Sa collaboratrice Me Mathilde Manson fait valoir le « potentiel écologique et économique avec ses débouchés sur les marchés de la cosmétique et du bien-être de ce projet bio appuyé par la Nouvelle-Aquitaine ». Les pieds de chanvre volés à une semaine de la récolte ont en partie été restitués, mais étaient inutilisables. Près de la moitié de la production a été perdue.
Lire le reportage : Les cultivateurs de chanvre CBD espèrent sortir de l’ombre
Le vice-procureur, Olivier Bonithon, ne croit pas à la version de la consommation personnelle. « Non contents d’avoir piqué 300 pieds, ils ont remis le couvert en causant un dommage financier énorme. Ils ont agi comme des pieds nickelés. Ils voulaient forcément en tirer un bénéfice : 1 800 pieds, ça fait beaucoup pour une consommation personnelle. C’est presque une bande organisée », gronde le magistrat en requérant entre trois et six mois de sursis probatoire.

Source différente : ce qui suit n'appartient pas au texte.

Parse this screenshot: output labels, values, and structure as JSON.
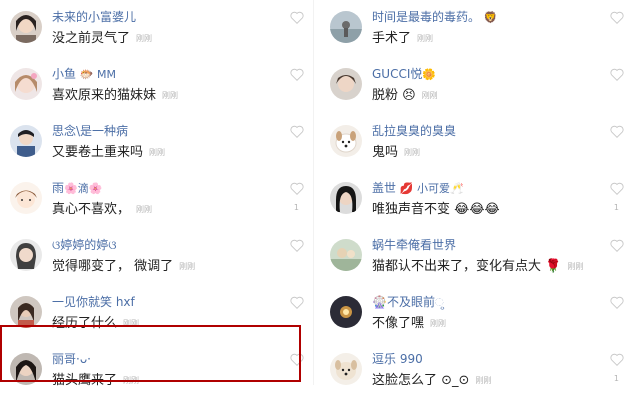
{
  "colors": {
    "name": "#4b6ea6",
    "text": "#222222",
    "meta": "#b5b5b5",
    "highlight": "#b00000"
  },
  "left_comments": [
    {
      "name": "未来的小富婆儿",
      "name_emoji": "",
      "text": "没之前灵气了",
      "time": "刚刚",
      "likes": ""
    },
    {
      "name": "小鱼",
      "name_emoji": "🐡 MM",
      "text": "喜欢原来的猫妹妹",
      "time": "刚刚",
      "likes": ""
    },
    {
      "name": "思念\\是一种病",
      "name_emoji": "",
      "text": "又要卷土重来吗",
      "time": "刚刚",
      "likes": ""
    },
    {
      "name": "雨",
      "name_emoji": "🌸滴🌸",
      "text": "真心不喜欢，",
      "time": "刚刚",
      "likes": "1"
    },
    {
      "name": "ଓ婷婷的婷ଓ",
      "name_emoji": "",
      "text": "觉得哪变了， 微调了",
      "time": "刚刚",
      "likes": ""
    },
    {
      "name": "一见你就笑 hxf",
      "name_emoji": "",
      "text": "经历了什么",
      "time": "刚刚",
      "likes": ""
    },
    {
      "name": "丽哥·ᴗ·",
      "name_emoji": "",
      "text": "猫头鹰来了",
      "time": "刚刚",
      "likes": ""
    }
  ],
  "right_comments": [
    {
      "name": "时间是最毒的毒药。",
      "name_emoji": "🦁",
      "text": "手术了",
      "time": "刚刚",
      "likes": ""
    },
    {
      "name": "GUCCI悦",
      "name_emoji": "🌼",
      "text": "脱粉 😣",
      "time": "刚刚",
      "likes": ""
    },
    {
      "name": "乱拉臭臭的臭臭",
      "name_emoji": "",
      "text": "鬼吗",
      "time": "刚刚",
      "likes": ""
    },
    {
      "name": "盖世",
      "name_emoji": "💋 小可爱🥂",
      "text": "唯独声音不变 😂😂😂",
      "time": "",
      "likes": "1"
    },
    {
      "name": "蜗牛牵俺看世界",
      "name_emoji": "",
      "text": "猫都认不出来了，变化有点大 🌹",
      "time": "刚刚",
      "likes": ""
    },
    {
      "name": "🎡不及眼前",
      "name_emoji": "ୃ",
      "text": "不像了嘿",
      "time": "刚刚",
      "likes": ""
    },
    {
      "name": "逗乐 990",
      "name_emoji": "",
      "text": "这脸怎么了 ⊙_⊙",
      "time": "刚刚",
      "likes": "1"
    }
  ]
}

Pour la défense, Me Laury Costes estime le préjudice surévalué. « C’était leur première année de production. On n’a pas de recul et on nous chiffre un préjudice résultant de la perte de marchandise qui a été restituée. »
Me Gabriel Lassort défend deux frères, unis comme des jumeaux dans l’adversité, vivant sous une tente ou dans une voiture. « Ils ont découvert un champ de cannabis massif. Il y a eu un effet boule de neige. A leur âge, on en veut toujours plus. »
Le tribunal a prononcé des peines allant jusqu’à six mois de sursis probatoire. Les voleurs en herbe devront se partager une facture de 130 000 euros pour rembourser les victimes.